Once I requested how he felt earlier than he sang the daybreak name to prayer, I held my breath for a transcendental reply:
“Largely, I really feel sleepy,” Balci replied.
Youngsters usually have disarming questions and my good friend’s son as soon as requested me: “What’s a very powerful story you have ever executed?”.
I contemplated my previous EU-news scoops, investigations, op-eds, and options.
However it’s an interview that stands out as probably the most fulfilling article I’ve executed.
Gevorgyan was 107 once we spoke, and had seen what Turkey did in 1915, however which it nonetheless denies.
She was one in every of 33 residing witnesses of the Armenian genocide and it felt like EUobserver was, in its tiny approach, serving to set the historic file straight by publishing her testimony on the centenary of occasions in 2015.
We spoke in her house close to Yerevan, amid apricot timber, with storks flying overhead.
And Gevorgyan, who had studied Armenian, English, and Russian literature, instructed her story so superbly that she took me on a journey by way of historical past.
It is one factor to learn in regards to the Ottoman Empire, WW1, Hitler, Stalin, or the Chilly Warfare, however it’s distinctive to see a century of recollections shine in Gevorgyan’s uncommon blue eyes.
“We had been fortunate as a result of we had wild herbs and grass. We ate them to outlive,” she mentioned, talking of her escape from Turkey in 1915, aged seven.
“We danced within the streets of Berlin!”, she mentioned of the Purple Military’s victory over Nazi Germany in 1945, when she was a younger girl.
Either side
I am glad I used to be there on time, dressed OK, and ready questions.
However with individuals like Matviychuk, Balci, or Gevorgyan, my recommendation could be to close up, pay attention, and empathise, letting them steer the dialog — as a result of they’re extra fascinating than you.

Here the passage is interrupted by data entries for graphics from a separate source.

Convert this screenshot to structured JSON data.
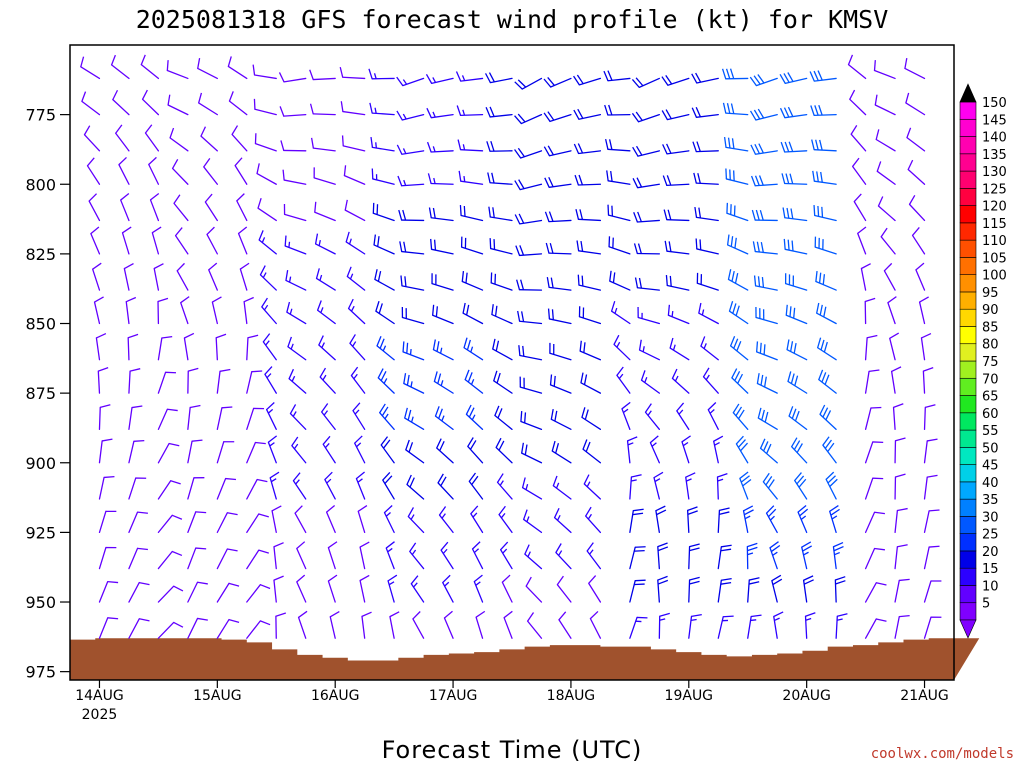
{
  "chart_data": {
    "type": "wind-barb-profile",
    "title": "2025081318 GFS forecast wind profile (kt) for KMSV",
    "xlabel": "Forecast Time (UTC)",
    "ylabel": "",
    "credit": "coolwx.com/models",
    "x_ticks": [
      {
        "label": "14AUG",
        "sub": "2025",
        "time": "2025-08-14T00"
      },
      {
        "label": "15AUG",
        "sub": "",
        "time": "2025-08-15T00"
      },
      {
        "label": "16AUG",
        "sub": "",
        "time": "2025-08-16T00"
      },
      {
        "label": "17AUG",
        "sub": "",
        "time": "2025-08-17T00"
      },
      {
        "label": "18AUG",
        "sub": "",
        "time": "2025-08-18T00"
      },
      {
        "label": "19AUG",
        "sub": "",
        "time": "2025-08-19T00"
      },
      {
        "label": "20AUG",
        "sub": "",
        "time": "2025-08-20T00"
      },
      {
        "label": "21AUG",
        "sub": "",
        "time": "2025-08-21T00"
      }
    ],
    "xlim": [
      "2025-08-13T18",
      "2025-08-21T06"
    ],
    "y_ticks": [
      775,
      800,
      825,
      850,
      875,
      900,
      925,
      950,
      975
    ],
    "ylim": [
      750,
      978
    ],
    "pressure_levels": [
      762,
      775,
      788,
      800,
      813,
      825,
      838,
      850,
      863,
      875,
      888,
      900,
      913,
      925,
      938,
      950,
      963,
      975
    ],
    "time_step_hours": 6,
    "colorbar": {
      "labels": [
        5,
        10,
        15,
        20,
        25,
        30,
        35,
        40,
        45,
        50,
        55,
        60,
        65,
        70,
        75,
        80,
        85,
        90,
        95,
        100,
        105,
        110,
        115,
        120,
        125,
        130,
        135,
        140,
        145,
        150
      ],
      "colors": [
        "#8000ff",
        "#6200ff",
        "#2c00ff",
        "#0000e8",
        "#0030ff",
        "#0058ff",
        "#0080ff",
        "#00a8ff",
        "#00d0e8",
        "#00e8c0",
        "#00e890",
        "#00e860",
        "#20e820",
        "#60ee20",
        "#a0f020",
        "#e0f020",
        "#ffff00",
        "#ffd800",
        "#ffb000",
        "#ff9000",
        "#ff7000",
        "#ff5000",
        "#ff2800",
        "#ff0000",
        "#ff0040",
        "#ff0070",
        "#ff0090",
        "#ff00b0",
        "#ff00d0",
        "#ff00f0"
      ],
      "low_arrow": "#8000ff",
      "high_arrow": "#000000"
    },
    "terrain": {
      "color": "#a0522d",
      "surface_pressure_mb": [
        963.5,
        963,
        963,
        963,
        963,
        963,
        963.5,
        964.5,
        967,
        969,
        970,
        971,
        971,
        970,
        969,
        968.5,
        968,
        967,
        966,
        965.5,
        965.5,
        966,
        966,
        967,
        968,
        969,
        969.5,
        969,
        968.5,
        967.5,
        966,
        965.5,
        964.5,
        963.5,
        963,
        963
      ]
    },
    "winds": {
      "directions_deg_by_day": [
        [
          305,
          310,
          320,
          330,
          335,
          340,
          345,
          350,
          355,
          0,
          5,
          10,
          15,
          20,
          20,
          25,
          25,
          25
        ],
        [
          300,
          305,
          315,
          325,
          330,
          335,
          340,
          350,
          0,
          10,
          15,
          20,
          25,
          30,
          30,
          35,
          35,
          35
        ],
        [
          270,
          275,
          280,
          290,
          295,
          300,
          305,
          310,
          315,
          320,
          325,
          330,
          335,
          340,
          345,
          345,
          350,
          350
        ],
        [
          260,
          265,
          270,
          275,
          280,
          285,
          290,
          295,
          300,
          305,
          310,
          315,
          320,
          325,
          330,
          335,
          340,
          340
        ],
        [
          250,
          255,
          260,
          265,
          270,
          275,
          280,
          285,
          290,
          295,
          300,
          305,
          310,
          315,
          320,
          325,
          330,
          330
        ],
        [
          255,
          260,
          265,
          270,
          275,
          280,
          285,
          295,
          305,
          315,
          330,
          345,
          355,
          0,
          5,
          5,
          10,
          10
        ],
        [
          260,
          265,
          270,
          275,
          280,
          285,
          290,
          295,
          300,
          305,
          310,
          320,
          330,
          340,
          350,
          355,
          0,
          0
        ],
        [
          300,
          305,
          310,
          315,
          320,
          330,
          340,
          350,
          355,
          0,
          5,
          10,
          10,
          15,
          15,
          20,
          20,
          20
        ]
      ],
      "speeds_kt_by_day": [
        [
          10,
          10,
          10,
          10,
          10,
          10,
          10,
          10,
          10,
          10,
          10,
          10,
          10,
          10,
          10,
          10,
          10,
          10
        ],
        [
          10,
          10,
          10,
          10,
          10,
          10,
          10,
          10,
          10,
          10,
          10,
          10,
          10,
          10,
          10,
          10,
          10,
          10
        ],
        [
          10,
          10,
          10,
          10,
          10,
          15,
          15,
          15,
          15,
          15,
          15,
          15,
          15,
          10,
          10,
          10,
          10,
          10
        ],
        [
          15,
          15,
          15,
          15,
          20,
          20,
          20,
          20,
          25,
          25,
          25,
          20,
          20,
          15,
          15,
          15,
          10,
          10
        ],
        [
          20,
          20,
          20,
          20,
          20,
          20,
          20,
          20,
          20,
          20,
          20,
          20,
          15,
          15,
          15,
          10,
          10,
          10
        ],
        [
          20,
          20,
          20,
          20,
          20,
          20,
          20,
          15,
          15,
          15,
          15,
          15,
          15,
          20,
          20,
          20,
          15,
          15
        ],
        [
          30,
          30,
          30,
          30,
          30,
          30,
          30,
          30,
          30,
          30,
          30,
          30,
          30,
          25,
          25,
          20,
          15,
          15
        ],
        [
          10,
          10,
          10,
          10,
          10,
          10,
          10,
          10,
          10,
          10,
          10,
          10,
          10,
          10,
          10,
          10,
          10,
          10
        ]
      ]
    }
  }
}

Many humble individuals are additionally higher storytellers than you.
Karen Matevosyan, a retired Armenian policeman I spoke to in Nagorno-Karabakh, instructed the story of a 1988 pogrom in Azerbaijan so eloquently that I hardly edited one phrase, and I can nonetheless see one of many victims — a lady within the snow — in my thoughts’s eye years later.
Muharrem Zymberi, a former miner in Kosovo, instructed what occurred when a Serb sniper killed his son so vividly that we needed to cease the interview as a result of my interpreter broke down in tears.
These sorts of dialog inform your protection of Ukraine, Turkey, Armenia, or Kosovo for years afterward.
My greatest interviews have formed me as a journalist and as an individual, relatively than vice versa.
However no matter your values are, when you hearken to either side, you may get nearer to the center of the matter.
And there are two interviews on my thoughts as I write in regards to the Gaza battle right now.
“It is written in The Bible. Jacob mentioned: ‘Our place is right here: Israel, and the centre level is Hebron.’ These aren’t my phrases. Jacob mentioned them,” Levi Shlomo, a Jewish settler, instructed me in his house in Hebron, within the Israeli-occupied West Financial institution, in 2014.
“A few of my neighbours invite me for tea, and others threaten to kill me … If they need actual peace, then why do not they [Palestinians] simply allow us to stay right here?”, he added.
Nasser Nawaj’ah, a Palestinian bedouin from Susya, a distant village within the West Financial institution, mentioned: “I might like to drink tea with them [Jewish people] in the event that they stayed in their very own borders”.
“But when somebody takes your land and says that God gave it to them, and so they demolish your private home, and so they throw stones at your youngsters — then how are you going to drink tea with them?”, he mentioned.